The Transformer Cell calculation contains eight GEMM (General Matrix Multiplication, General Matrix Multiplication) operations using multi. We tune the way Intel MKL and cuBLAS call GEMM to achieve the best GEMM performance. By adjusting the storage mode of pre-training matrix. At the same time, the tensor Core method is used to perform GEMM calculation on GPU if hardware permits.

Similar to the NVIDIA FasterTransformers solution, we merge all GEMM calculations into one call core. Convergence brings two benefits, one is reduced memory access overhead, and the other is reduced multithreaded startup overhead. For these cores, we use OpenMP for parallelism on CPU and CUDA for optimization on GPU. For the more complex LayerNorm and Softmax operators, which contain protocol operations that are not suitable for parallelization on gpus, TurboTransformers designed innovative parallel algorithms for them to greatly reduce the latency of these operators. Theoretically, the Transformers inference delay should approximate the matrix multiplication delay.

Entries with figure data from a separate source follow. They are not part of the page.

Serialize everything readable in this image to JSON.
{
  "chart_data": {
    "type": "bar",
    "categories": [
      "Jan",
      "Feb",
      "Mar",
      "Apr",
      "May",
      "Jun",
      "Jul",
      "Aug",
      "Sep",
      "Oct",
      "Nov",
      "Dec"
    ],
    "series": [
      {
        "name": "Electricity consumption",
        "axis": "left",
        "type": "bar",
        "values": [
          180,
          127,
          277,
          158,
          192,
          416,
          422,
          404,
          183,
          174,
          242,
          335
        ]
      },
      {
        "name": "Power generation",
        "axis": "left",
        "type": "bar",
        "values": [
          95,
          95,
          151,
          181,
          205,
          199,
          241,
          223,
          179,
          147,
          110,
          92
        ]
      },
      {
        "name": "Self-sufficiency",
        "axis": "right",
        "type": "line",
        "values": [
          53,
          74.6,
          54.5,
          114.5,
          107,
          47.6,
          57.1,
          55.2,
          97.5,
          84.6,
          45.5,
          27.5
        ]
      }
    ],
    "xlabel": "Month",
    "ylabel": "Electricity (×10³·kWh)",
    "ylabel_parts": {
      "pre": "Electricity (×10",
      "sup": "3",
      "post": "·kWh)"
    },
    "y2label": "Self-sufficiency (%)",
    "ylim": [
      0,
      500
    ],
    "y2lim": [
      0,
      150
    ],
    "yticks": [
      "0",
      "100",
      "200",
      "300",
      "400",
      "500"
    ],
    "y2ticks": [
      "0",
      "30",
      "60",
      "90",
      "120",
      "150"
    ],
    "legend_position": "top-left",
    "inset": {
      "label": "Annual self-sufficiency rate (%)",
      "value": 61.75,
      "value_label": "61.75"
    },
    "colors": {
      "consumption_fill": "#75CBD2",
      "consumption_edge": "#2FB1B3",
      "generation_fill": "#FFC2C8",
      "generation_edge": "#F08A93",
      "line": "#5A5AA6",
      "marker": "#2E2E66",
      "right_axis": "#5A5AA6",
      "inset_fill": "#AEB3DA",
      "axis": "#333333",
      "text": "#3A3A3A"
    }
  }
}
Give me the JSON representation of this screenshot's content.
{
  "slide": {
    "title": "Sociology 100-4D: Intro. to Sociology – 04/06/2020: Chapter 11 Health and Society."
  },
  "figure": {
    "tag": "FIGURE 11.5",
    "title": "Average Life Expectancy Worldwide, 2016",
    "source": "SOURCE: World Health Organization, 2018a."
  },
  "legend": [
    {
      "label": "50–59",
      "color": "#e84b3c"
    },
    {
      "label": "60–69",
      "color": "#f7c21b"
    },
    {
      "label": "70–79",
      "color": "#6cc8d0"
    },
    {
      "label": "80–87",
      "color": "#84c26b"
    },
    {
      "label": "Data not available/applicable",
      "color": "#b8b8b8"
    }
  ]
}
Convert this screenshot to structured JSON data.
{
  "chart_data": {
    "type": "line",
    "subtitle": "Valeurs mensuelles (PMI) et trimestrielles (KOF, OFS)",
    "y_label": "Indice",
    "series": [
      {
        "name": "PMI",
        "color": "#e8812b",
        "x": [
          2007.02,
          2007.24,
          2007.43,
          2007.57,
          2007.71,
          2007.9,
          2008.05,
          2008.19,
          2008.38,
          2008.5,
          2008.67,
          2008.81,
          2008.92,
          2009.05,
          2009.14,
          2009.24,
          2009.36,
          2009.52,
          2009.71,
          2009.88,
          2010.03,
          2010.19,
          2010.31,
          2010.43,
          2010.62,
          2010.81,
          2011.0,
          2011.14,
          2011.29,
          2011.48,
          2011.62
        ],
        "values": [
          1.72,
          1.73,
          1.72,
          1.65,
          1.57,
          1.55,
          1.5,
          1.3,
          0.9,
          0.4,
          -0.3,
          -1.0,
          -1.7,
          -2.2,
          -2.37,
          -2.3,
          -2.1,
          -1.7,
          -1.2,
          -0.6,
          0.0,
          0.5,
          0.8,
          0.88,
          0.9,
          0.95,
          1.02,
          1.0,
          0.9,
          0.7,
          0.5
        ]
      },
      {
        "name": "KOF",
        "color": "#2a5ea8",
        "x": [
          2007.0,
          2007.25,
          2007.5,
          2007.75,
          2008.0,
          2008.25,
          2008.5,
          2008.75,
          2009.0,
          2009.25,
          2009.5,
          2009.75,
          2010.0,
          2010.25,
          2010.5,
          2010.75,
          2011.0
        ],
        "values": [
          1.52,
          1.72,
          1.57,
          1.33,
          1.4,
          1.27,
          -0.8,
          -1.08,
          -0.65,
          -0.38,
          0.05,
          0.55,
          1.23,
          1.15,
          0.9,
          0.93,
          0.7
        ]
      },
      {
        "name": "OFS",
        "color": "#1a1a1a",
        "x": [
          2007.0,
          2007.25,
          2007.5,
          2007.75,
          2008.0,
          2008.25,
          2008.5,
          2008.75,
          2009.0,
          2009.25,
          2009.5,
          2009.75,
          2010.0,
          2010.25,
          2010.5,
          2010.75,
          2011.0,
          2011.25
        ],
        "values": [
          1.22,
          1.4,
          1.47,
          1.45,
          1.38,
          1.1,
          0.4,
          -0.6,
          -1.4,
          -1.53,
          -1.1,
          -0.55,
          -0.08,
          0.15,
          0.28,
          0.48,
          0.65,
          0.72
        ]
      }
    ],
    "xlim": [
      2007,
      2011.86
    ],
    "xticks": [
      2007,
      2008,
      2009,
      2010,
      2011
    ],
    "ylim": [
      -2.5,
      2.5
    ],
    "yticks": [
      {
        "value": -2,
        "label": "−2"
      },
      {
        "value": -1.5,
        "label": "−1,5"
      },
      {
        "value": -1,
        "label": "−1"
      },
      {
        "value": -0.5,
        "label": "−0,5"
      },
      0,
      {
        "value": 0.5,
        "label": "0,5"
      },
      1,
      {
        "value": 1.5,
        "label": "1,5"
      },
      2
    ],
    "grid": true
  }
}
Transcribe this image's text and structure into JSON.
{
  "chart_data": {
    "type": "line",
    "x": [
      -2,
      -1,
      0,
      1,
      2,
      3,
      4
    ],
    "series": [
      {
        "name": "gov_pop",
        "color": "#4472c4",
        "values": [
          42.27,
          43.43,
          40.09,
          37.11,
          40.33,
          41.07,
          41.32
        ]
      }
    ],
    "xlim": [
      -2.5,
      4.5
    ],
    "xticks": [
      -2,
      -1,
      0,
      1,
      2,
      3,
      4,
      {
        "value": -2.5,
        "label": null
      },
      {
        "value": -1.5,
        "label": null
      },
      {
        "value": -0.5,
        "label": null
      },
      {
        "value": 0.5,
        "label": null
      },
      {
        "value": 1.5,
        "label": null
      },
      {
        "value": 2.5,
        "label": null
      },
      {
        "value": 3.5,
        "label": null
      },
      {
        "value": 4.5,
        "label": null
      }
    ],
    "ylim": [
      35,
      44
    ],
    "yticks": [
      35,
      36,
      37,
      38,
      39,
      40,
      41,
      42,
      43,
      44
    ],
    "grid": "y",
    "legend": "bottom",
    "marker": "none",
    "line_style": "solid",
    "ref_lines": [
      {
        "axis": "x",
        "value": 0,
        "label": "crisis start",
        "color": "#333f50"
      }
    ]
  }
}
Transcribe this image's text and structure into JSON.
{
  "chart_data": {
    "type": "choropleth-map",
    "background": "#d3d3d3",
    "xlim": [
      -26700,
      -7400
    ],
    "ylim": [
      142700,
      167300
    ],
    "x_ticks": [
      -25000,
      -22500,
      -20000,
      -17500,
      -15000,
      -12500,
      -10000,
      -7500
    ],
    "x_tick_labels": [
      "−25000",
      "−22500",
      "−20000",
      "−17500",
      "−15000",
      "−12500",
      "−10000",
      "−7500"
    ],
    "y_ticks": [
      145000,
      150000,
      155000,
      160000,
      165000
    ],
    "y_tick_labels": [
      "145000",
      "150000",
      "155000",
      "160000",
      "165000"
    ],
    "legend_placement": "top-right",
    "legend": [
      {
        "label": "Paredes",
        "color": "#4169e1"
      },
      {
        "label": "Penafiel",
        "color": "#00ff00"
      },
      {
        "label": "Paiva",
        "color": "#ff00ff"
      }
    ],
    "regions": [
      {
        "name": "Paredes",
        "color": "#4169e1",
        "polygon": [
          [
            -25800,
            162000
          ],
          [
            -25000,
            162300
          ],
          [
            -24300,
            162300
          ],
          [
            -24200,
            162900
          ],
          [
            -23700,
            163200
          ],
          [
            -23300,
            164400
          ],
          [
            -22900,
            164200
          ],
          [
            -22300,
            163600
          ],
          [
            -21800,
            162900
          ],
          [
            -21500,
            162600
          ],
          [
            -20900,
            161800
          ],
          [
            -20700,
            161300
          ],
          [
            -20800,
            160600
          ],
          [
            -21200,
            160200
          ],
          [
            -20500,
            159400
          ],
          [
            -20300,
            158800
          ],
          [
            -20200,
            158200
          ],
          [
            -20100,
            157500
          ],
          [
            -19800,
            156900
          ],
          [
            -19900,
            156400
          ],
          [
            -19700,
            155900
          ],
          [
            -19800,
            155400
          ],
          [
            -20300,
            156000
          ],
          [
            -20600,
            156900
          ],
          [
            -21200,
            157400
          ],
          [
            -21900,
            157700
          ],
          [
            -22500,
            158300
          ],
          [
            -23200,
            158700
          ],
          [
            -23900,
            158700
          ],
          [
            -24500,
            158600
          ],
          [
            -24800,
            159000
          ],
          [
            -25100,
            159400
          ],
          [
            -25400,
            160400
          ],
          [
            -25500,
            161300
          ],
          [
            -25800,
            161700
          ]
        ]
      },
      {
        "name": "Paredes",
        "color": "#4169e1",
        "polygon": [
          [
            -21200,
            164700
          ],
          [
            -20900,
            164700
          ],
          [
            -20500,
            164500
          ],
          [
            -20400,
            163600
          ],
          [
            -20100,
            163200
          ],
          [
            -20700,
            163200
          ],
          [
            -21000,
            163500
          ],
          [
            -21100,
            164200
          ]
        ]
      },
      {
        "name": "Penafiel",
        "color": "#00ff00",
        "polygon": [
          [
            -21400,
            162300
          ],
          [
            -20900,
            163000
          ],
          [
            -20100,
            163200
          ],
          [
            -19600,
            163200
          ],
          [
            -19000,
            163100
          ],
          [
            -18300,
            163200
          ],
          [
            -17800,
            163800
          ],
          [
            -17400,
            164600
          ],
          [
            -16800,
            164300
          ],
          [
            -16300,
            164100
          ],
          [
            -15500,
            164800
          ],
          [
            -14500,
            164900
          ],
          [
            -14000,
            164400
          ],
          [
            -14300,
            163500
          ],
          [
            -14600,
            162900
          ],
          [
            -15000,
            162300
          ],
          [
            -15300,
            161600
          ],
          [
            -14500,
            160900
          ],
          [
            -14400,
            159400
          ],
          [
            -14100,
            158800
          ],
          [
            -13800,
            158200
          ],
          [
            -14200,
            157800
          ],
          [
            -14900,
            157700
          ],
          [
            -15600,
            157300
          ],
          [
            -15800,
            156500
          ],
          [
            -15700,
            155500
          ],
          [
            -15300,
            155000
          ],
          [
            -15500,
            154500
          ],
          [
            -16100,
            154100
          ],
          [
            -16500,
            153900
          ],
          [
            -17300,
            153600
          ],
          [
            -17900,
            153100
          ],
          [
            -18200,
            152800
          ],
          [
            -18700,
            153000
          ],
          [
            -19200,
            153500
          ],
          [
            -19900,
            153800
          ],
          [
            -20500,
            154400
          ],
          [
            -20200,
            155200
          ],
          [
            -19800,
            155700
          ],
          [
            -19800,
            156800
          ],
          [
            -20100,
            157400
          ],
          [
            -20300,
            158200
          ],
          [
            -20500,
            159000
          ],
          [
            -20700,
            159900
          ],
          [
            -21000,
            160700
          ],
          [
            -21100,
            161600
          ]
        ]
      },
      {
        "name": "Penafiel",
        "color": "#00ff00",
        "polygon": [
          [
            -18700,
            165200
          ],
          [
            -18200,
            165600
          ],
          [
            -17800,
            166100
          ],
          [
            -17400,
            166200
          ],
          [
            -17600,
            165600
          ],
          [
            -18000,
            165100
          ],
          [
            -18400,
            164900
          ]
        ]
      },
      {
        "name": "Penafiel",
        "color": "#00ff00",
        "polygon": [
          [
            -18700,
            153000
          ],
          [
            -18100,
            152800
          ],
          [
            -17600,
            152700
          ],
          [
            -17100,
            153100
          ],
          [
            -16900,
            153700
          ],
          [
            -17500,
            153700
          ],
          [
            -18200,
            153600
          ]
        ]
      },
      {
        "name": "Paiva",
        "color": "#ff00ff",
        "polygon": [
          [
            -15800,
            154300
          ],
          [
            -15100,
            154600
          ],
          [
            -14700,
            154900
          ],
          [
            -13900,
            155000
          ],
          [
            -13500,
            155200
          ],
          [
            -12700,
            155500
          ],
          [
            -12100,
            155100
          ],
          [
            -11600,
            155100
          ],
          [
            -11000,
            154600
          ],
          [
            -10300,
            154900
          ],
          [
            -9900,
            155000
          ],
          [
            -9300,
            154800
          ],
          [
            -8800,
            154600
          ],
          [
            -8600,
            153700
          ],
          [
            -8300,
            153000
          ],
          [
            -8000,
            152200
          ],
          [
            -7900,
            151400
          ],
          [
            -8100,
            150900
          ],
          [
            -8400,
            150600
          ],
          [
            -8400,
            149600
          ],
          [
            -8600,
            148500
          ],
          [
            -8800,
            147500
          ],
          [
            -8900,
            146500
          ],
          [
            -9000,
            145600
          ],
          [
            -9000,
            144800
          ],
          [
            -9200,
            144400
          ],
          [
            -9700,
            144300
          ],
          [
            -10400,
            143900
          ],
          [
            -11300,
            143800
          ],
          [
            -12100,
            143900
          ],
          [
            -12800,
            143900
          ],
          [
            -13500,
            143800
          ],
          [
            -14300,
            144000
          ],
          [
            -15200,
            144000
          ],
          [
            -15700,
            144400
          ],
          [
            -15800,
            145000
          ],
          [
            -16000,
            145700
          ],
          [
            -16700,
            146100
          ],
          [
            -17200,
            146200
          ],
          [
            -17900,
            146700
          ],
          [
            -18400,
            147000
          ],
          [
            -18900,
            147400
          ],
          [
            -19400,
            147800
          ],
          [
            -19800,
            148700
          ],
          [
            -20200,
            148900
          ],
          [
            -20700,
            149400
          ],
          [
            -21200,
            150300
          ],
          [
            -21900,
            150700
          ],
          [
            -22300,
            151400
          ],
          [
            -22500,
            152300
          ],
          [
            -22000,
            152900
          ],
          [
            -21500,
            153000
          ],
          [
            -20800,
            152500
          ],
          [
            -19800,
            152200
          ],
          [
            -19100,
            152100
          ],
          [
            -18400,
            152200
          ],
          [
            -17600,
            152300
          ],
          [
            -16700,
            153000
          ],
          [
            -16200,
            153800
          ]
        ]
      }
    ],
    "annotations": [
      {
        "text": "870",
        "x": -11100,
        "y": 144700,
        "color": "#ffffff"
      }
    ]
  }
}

2. Frame layer optimization

TurboTransformers takes an efficient approach to memory management. Due to the variable-length input nature of NLP, the size of the intermediate results varies from operation to operation. To avoid allocating and releasing memory each time, we manage video memory by Caching.

To seamlessly support pyTorch/TensorFlow-trained serialization models, we have provided scripts to convert their pre-trained models into NPZ format for TurboTransformers to read. Specifically, considering that PyTorch HuggingFace/Transformers is currently the most popular transformers training method, we support reading directly into the Huggingface/Transformers pre-training model.

3. Deploy applications

We provide C++ and Python call interfaces. It can be embedded in the C++ multithreaded background service flow or added to the pytorch service flow.

We recommend TurboTransformers to be deployed with Docker, on the one hand, to ensure portability of compilation, on the other hand, it can be seamlessly applied to K8S and other online deployment platforms.

Performance results

The following figure shows the performance test results of an Intel Xeon 6133 CPU.





Below is a performance test on an NVIDIA RTX 2060 GPU





Below is a performance test on an NVIDIA P40 GPU





Below is a performance test on an NVIDIA V100 GPU





future

TurboTransformers is a small but beautiful reasoning acceleration plug-in for Transformer. Due to its own business limitations, its functions are relatively limited. Many aspects can be improved together with the open source community.

TurboTransformers only support FP32 calculation, support for GPU FP16 will be our future work. TurboTransformers currently supports the BERT model, and in the future we will increase the automation optimization capabilities of TurboTransformers. TurboTransformers solves the problem of computing acceleration, and users need to build their own service framework. In the future, we will open source the service process and connect users to the last stop of online.